5. Finally, before compiling any sample code, it is a good idea to run nvidia-smi to check the status of the GPU:

    ubuntu@ip-54-166-30-107:~$ nvidia-smi
    Sat Oct  5 10:44:04 2019
    +-----------------------------------------------------------------------------+
    | NVIDIA-SMI 418.87.00    Driver Version: 418.87.00    CUDA Version: 10.1     |
    |-------------------------------+----------------------+----------------------+
    | GPU  Name        Persistence-M| Bus-Id        Disp.A | Volatile Uncorr.
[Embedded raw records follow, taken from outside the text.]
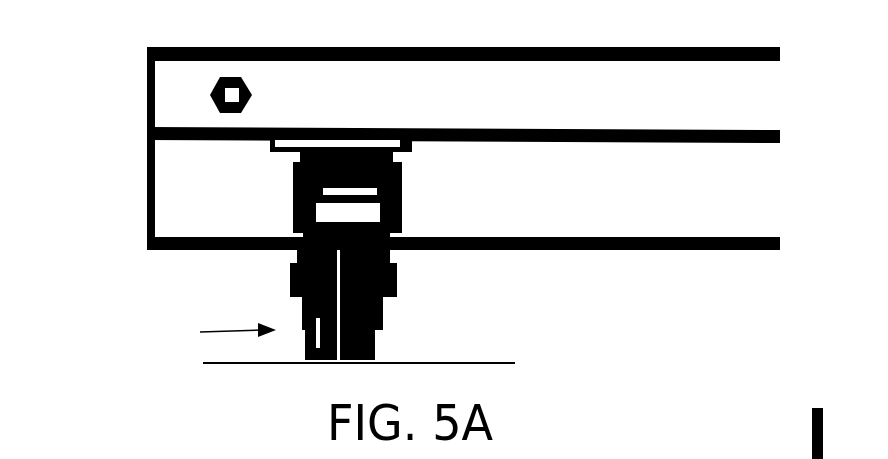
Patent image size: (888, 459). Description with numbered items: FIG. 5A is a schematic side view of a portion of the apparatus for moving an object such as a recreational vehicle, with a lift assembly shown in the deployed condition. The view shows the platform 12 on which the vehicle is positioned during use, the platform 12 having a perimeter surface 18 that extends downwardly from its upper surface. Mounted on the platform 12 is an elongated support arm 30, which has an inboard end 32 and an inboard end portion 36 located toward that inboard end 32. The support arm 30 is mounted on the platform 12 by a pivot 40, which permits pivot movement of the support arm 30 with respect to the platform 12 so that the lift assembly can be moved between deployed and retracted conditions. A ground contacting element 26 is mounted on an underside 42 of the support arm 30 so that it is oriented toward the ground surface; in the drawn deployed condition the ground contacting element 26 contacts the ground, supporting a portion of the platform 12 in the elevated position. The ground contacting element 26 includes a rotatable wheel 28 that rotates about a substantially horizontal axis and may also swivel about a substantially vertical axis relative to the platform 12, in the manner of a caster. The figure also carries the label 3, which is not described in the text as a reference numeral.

The mounting surface 3 is at (500, 362).
The platform 12 is at (221, 212).
The perimeter surface 18 is at (597, 197).
The ground contacting element 26 is at (210, 336).
The rotatable wheel 28 is at (380, 355).
The support arm 30 is at (687, 48).
The inboard end 32 is at (143, 87).
The inboard end portion 36 is at (303, 90).
The pivot 40 is at (237, 77).
The underside 42 is at (705, 143).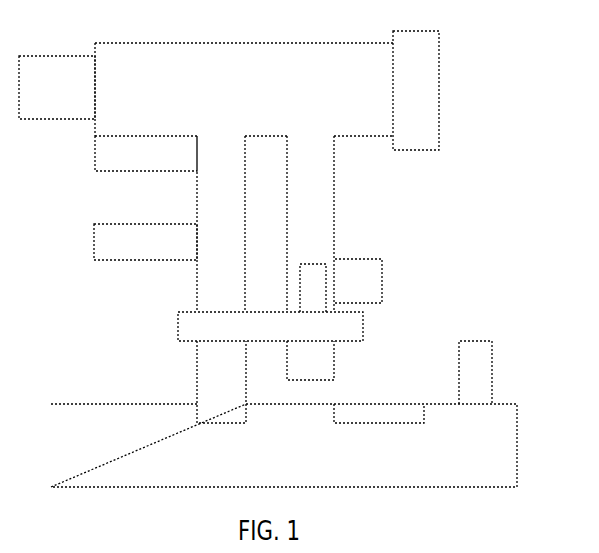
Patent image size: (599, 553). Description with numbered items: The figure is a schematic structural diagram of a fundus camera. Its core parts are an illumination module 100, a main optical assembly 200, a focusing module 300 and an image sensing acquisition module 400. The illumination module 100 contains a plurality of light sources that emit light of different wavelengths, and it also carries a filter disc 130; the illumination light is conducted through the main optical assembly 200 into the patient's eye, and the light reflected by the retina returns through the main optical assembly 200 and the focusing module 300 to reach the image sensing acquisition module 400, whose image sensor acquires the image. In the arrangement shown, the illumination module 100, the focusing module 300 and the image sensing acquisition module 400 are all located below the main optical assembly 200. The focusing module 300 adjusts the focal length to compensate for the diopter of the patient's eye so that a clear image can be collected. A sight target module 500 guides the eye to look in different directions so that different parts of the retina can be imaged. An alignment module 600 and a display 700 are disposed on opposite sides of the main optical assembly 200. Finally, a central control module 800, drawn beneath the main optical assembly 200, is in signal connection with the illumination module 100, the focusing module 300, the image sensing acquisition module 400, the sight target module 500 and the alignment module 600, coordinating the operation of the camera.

The illumination module 100 is at (208, 393).
The filter disc 130 is at (202, 325).
The main optical assembly 200 is at (135, 53).
The focusing module 300 is at (313, 273).
The image sensing acquisition module 400 is at (333, 375).
The sight target module 500 is at (378, 287).
The alignment module 600 is at (24, 54).
The display 700 is at (415, 45).
The central control module 800 is at (100, 163).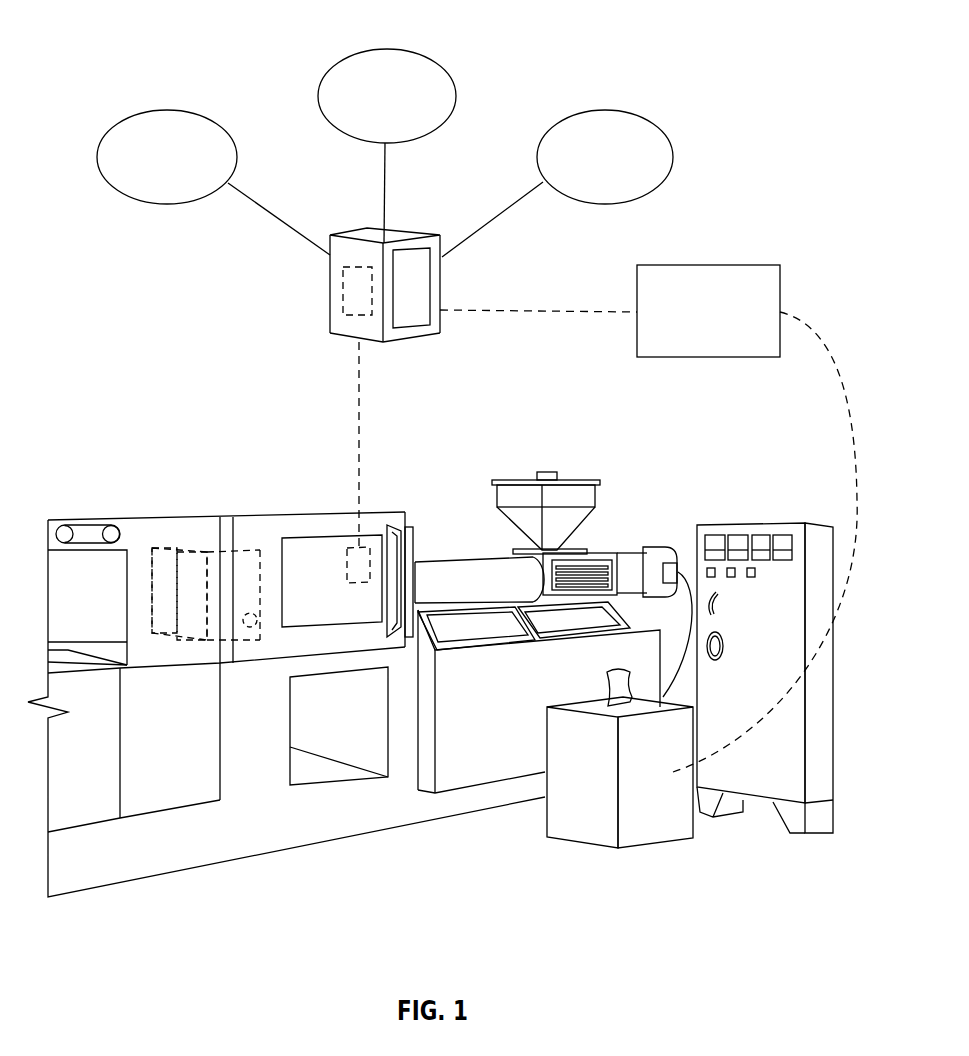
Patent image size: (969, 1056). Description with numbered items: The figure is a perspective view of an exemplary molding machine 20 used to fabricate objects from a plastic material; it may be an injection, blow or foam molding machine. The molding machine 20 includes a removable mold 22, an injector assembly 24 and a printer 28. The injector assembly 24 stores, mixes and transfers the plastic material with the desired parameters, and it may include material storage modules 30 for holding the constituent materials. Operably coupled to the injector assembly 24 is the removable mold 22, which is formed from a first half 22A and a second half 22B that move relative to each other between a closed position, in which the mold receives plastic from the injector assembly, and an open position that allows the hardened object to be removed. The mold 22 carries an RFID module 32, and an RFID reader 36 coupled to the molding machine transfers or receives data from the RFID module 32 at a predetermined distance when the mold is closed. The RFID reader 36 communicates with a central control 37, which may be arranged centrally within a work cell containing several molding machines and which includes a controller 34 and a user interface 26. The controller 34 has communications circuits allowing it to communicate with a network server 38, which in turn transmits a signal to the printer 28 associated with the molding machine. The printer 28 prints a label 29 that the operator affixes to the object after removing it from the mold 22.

The molding machine 20 is at (168, 110).
The removable mold 22 is at (205, 540).
The first half 22A is at (158, 545).
The second half 22B is at (190, 640).
The injector assembly 24 is at (438, 561).
The user interface 26 is at (423, 316).
The printer 28 is at (580, 848).
The label 29 is at (607, 682).
The material storage modules 30 is at (518, 483).
The RFID module 32 is at (258, 623).
The controller 34 is at (330, 308).
The RFID reader 36 is at (355, 547).
The central control 37 is at (348, 337).
The network server 38 is at (730, 264).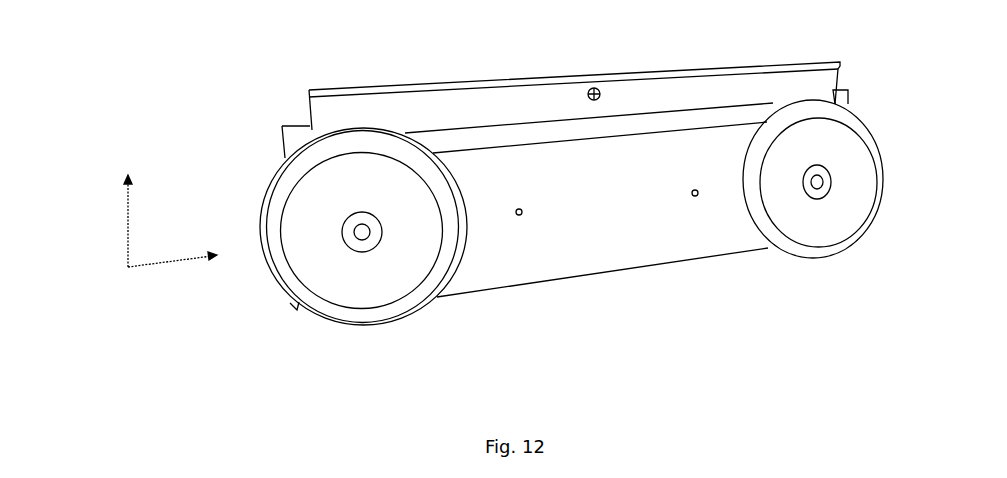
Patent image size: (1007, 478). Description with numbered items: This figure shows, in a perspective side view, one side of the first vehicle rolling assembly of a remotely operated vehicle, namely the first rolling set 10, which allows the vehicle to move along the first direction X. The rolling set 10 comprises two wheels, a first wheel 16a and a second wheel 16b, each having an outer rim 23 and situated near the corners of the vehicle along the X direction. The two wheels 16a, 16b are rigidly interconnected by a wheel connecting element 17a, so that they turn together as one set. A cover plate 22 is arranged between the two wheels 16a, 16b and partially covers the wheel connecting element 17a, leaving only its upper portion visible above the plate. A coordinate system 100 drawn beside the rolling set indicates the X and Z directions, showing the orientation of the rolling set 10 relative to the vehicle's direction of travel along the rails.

The first rolling set 10 is at (604, 201).
The coordinate system 100 is at (95, 200).
The first wheel 16a is at (338, 290).
The second wheel 16b is at (833, 188).
The wheel connecting element 17a is at (615, 97).
The cover plate 22 is at (589, 204).
The outer rim 23 is at (858, 122).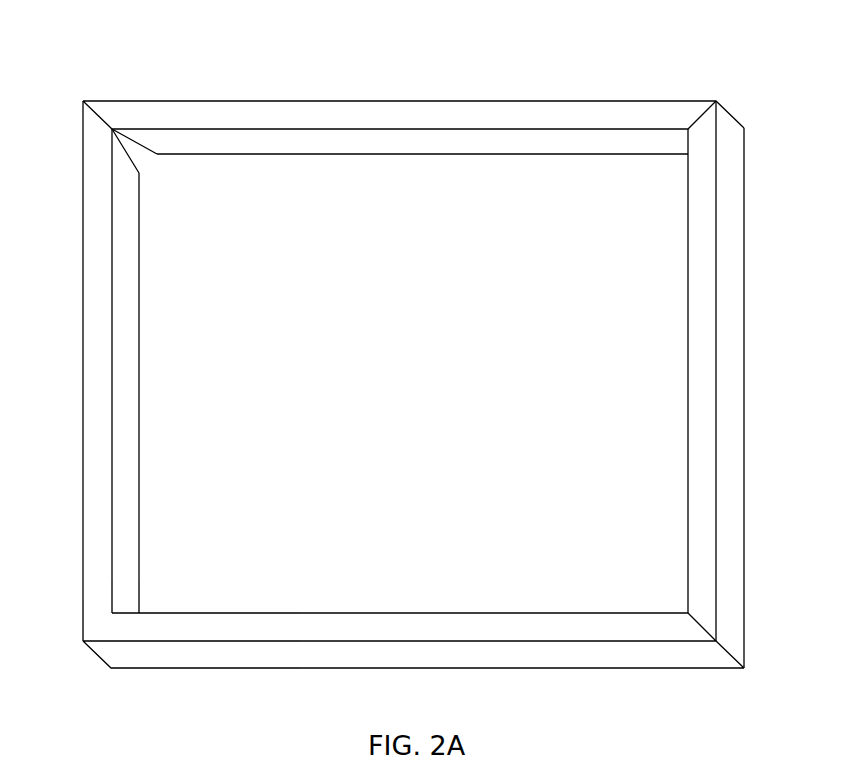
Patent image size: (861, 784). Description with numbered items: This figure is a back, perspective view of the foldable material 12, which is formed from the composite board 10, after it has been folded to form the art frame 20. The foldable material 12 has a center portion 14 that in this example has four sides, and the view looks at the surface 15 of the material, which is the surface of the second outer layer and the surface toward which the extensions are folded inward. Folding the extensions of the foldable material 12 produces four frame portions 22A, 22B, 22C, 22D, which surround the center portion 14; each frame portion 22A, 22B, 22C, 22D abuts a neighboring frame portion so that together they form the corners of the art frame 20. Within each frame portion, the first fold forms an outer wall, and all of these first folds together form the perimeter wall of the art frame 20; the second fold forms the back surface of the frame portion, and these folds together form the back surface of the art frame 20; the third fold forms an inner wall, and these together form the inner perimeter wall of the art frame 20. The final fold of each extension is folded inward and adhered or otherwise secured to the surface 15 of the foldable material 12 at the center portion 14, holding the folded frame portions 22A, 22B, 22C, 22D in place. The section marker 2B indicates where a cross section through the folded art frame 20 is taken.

The art frame 20 is at (414, 376).
The frame portion 22A is at (727, 461).
The frame portion 22B is at (356, 70).
The frame portion 22C is at (125, 278).
The frame portion 22D is at (593, 676).
The center portion 14 is at (436, 411).
The surface 15 is at (235, 177).
The composite board 10 is at (191, 648).
The foldable material 12 is at (203, 583).
The section line 2B is at (80, 398).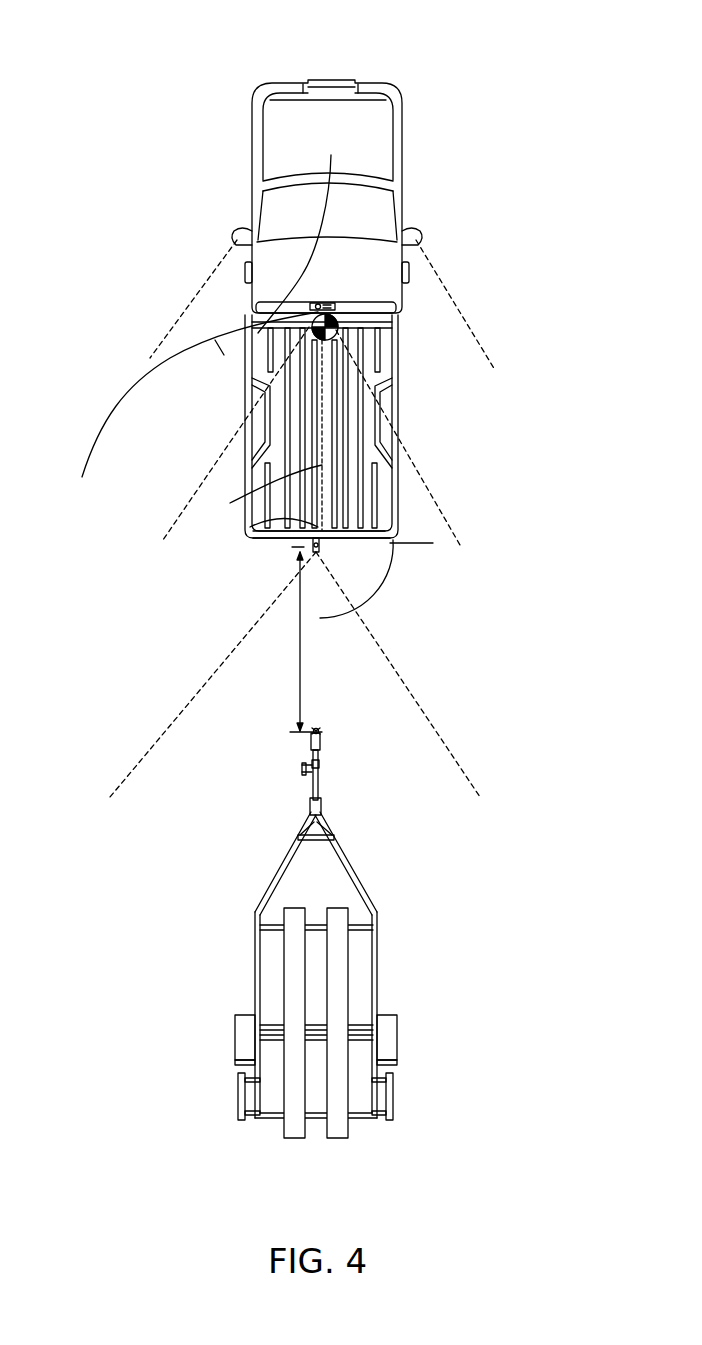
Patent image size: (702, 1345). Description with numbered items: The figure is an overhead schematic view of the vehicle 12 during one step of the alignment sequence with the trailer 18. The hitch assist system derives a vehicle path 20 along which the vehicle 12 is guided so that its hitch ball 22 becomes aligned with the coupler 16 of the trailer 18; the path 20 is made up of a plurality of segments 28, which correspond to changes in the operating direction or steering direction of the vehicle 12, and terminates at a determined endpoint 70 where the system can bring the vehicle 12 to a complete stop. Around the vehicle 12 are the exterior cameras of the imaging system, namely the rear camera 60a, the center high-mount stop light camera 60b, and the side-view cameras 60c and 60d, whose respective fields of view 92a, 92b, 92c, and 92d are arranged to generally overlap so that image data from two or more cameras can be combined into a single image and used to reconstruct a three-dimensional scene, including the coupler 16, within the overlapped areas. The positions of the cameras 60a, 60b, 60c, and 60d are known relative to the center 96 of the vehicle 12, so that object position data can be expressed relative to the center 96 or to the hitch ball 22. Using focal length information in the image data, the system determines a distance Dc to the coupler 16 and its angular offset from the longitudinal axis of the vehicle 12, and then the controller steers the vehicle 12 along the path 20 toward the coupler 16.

The vehicle 12 is at (314, 289).
The coupler 16 is at (320, 735).
The trailer 18 is at (302, 933).
The vehicle path 20 is at (334, 443).
The hitch ball 22 is at (307, 540).
The segments 28 is at (293, 288).
The rear camera 60a is at (318, 538).
The center high-mount stop light camera 60b is at (322, 303).
The side-view camera 60c is at (418, 244).
The side-view camera 60d is at (230, 244).
The endpoint 70 is at (250, 526).
The field of view 92a is at (224, 663).
The field of view 92b is at (172, 525).
The field of view 92c is at (470, 332).
The field of view 92d is at (160, 342).
The center 96 is at (338, 323).
The distance to coupler Dc is at (300, 686).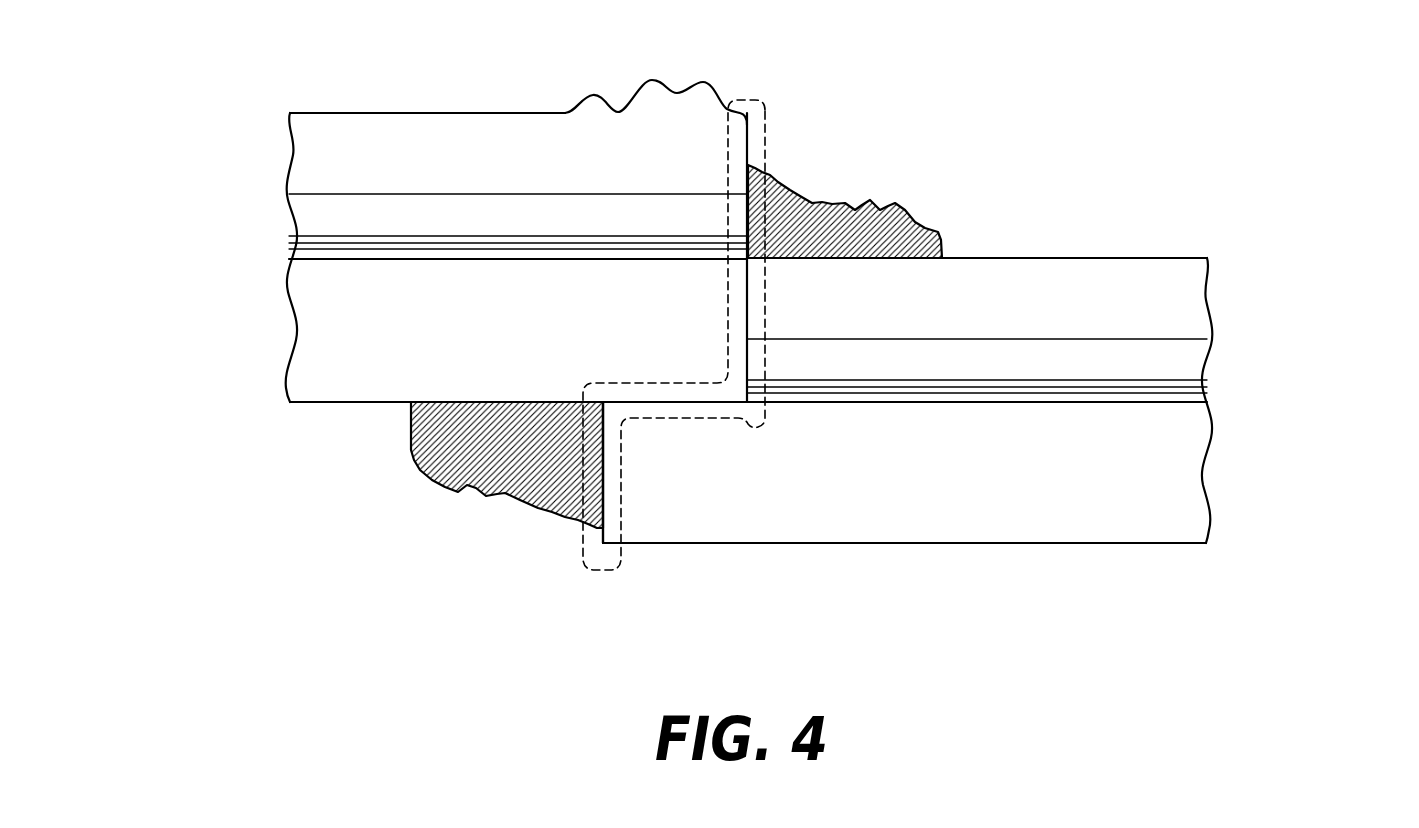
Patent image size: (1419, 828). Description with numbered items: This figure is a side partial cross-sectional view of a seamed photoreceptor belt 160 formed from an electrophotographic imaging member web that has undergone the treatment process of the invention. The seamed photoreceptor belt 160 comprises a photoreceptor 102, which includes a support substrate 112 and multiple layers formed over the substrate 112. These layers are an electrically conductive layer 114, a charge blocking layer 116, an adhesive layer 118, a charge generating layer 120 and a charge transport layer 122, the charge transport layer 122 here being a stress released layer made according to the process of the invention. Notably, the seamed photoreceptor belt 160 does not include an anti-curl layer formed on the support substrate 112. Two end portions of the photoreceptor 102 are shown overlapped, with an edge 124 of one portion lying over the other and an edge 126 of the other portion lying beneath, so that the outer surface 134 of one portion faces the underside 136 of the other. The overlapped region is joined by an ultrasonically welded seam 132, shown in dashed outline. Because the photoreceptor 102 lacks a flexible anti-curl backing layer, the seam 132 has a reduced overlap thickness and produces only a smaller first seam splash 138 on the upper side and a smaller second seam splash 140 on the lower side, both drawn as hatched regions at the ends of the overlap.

The photoreceptor 102 is at (129, 243).
The support substrate 112 is at (300, 333).
The electrically conductive layer 114 is at (290, 257).
The charge blocking layer 116 is at (290, 248).
The adhesive layer 118 is at (290, 238).
The charge generating layer 120 is at (300, 200).
The charge transport layer 122 is at (300, 147).
The first edge portion 124 is at (696, 83).
The second edge portion 126 is at (680, 549).
The ultrasonically welded seam 132 is at (742, 100).
The top surface 134 is at (410, 113).
The bottom surface 136 is at (362, 403).
The first seam splash 138 is at (834, 191).
The second seam splash 140 is at (480, 504).
The seamed photoreceptor belt 160 is at (1114, 166).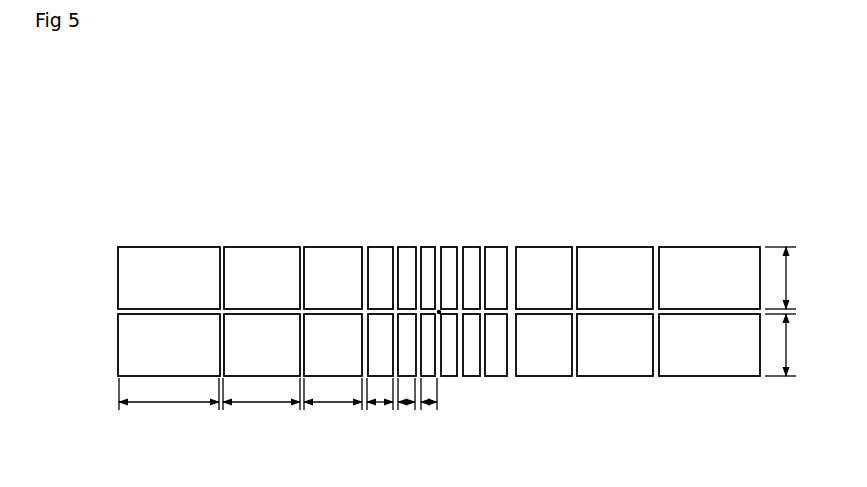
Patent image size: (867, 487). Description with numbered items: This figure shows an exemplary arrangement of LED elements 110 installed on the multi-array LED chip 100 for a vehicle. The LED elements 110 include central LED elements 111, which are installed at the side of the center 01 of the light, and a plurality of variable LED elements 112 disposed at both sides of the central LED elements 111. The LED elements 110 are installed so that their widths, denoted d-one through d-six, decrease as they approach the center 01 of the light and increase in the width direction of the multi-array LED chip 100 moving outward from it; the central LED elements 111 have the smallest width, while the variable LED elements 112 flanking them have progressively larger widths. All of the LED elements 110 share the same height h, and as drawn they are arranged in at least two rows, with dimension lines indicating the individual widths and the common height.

The multi-array LED chip for a vehicle 100 is at (177, 146).
The LED elements 110 is at (592, 157).
The central LED elements 111 is at (452, 260).
The variable LED elements 112 is at (408, 263).
The center of the light 01 is at (439, 312).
ECC |
    | Fan  Temp  Perf  Pwr:Usage/Cap|         Memory-Usage | GPU-Util  Compute M. |
    |===============================+======================+======================|
    |   0  Tesla M60           On   | 00000000:00:1E.0 Off |                    0 |
    | N/A   28C    P8    23W / 150W |      0MiB /  7618MiB |      0%      Default |
    +-------------------------------+----------------------+----------------------+
   
    +-----------------------------------------------------------------------------+
    | Processes:                                                       GPU Memory |
    |  GPU       PID   Type   Process name                             Usage      |
    |=============================================================================|
    |  No running processes found                                                 |
    +-----------------------------------------------------------------------------+
   

Compiling the Vector Addition sample

Now we can compile the vector addition sample from the CUDA SDK. The code for this example can be found at /usr/local/cuda/NVIDIA_CUDA-10.0_Samples/0_Simple/vectorAdd. The easiest way to compile this is to copy the example code into the home directory:

cp -R /usr/local/cuda/NVIDIA_CUDA-10.0_Samples/0_Simple/vectorAdd .
cd vectorAdd

The example includes a Makefile, but it is hard-coded to include headers from a relative path. Fixing this would be a pain, so instead we can run nvcc directly:

nvcc -o vectorAdd -I/usr/local/cuda/NVIDIA_CUDA-10.0_Samples/common/inc vectorAdd.cu

Finally, we can run the application:

./vectorAdd

This is the expected output:

Vector addition of 50000 elements
Copy input data from the host memory to the CUDA device
CUDA kernel launch with 196 blocks of 256 threads
Copy output data from the CUDA device to the host memory
Test PASSED
Done

Cleanup

Unfortunately, there are no GPU instances that qualify for the AWS free tier. So to avoid bill shock at the end of the month, you’ll want to stop or terminate your EC2 instance. You can do this from the AWS Web Console, or if you want to re-use it in the future, you can simply shut it down from the command line:

sudo shutdown -P now

Note that you may still incur fees for other resources attached to the instance, even when it is stopped.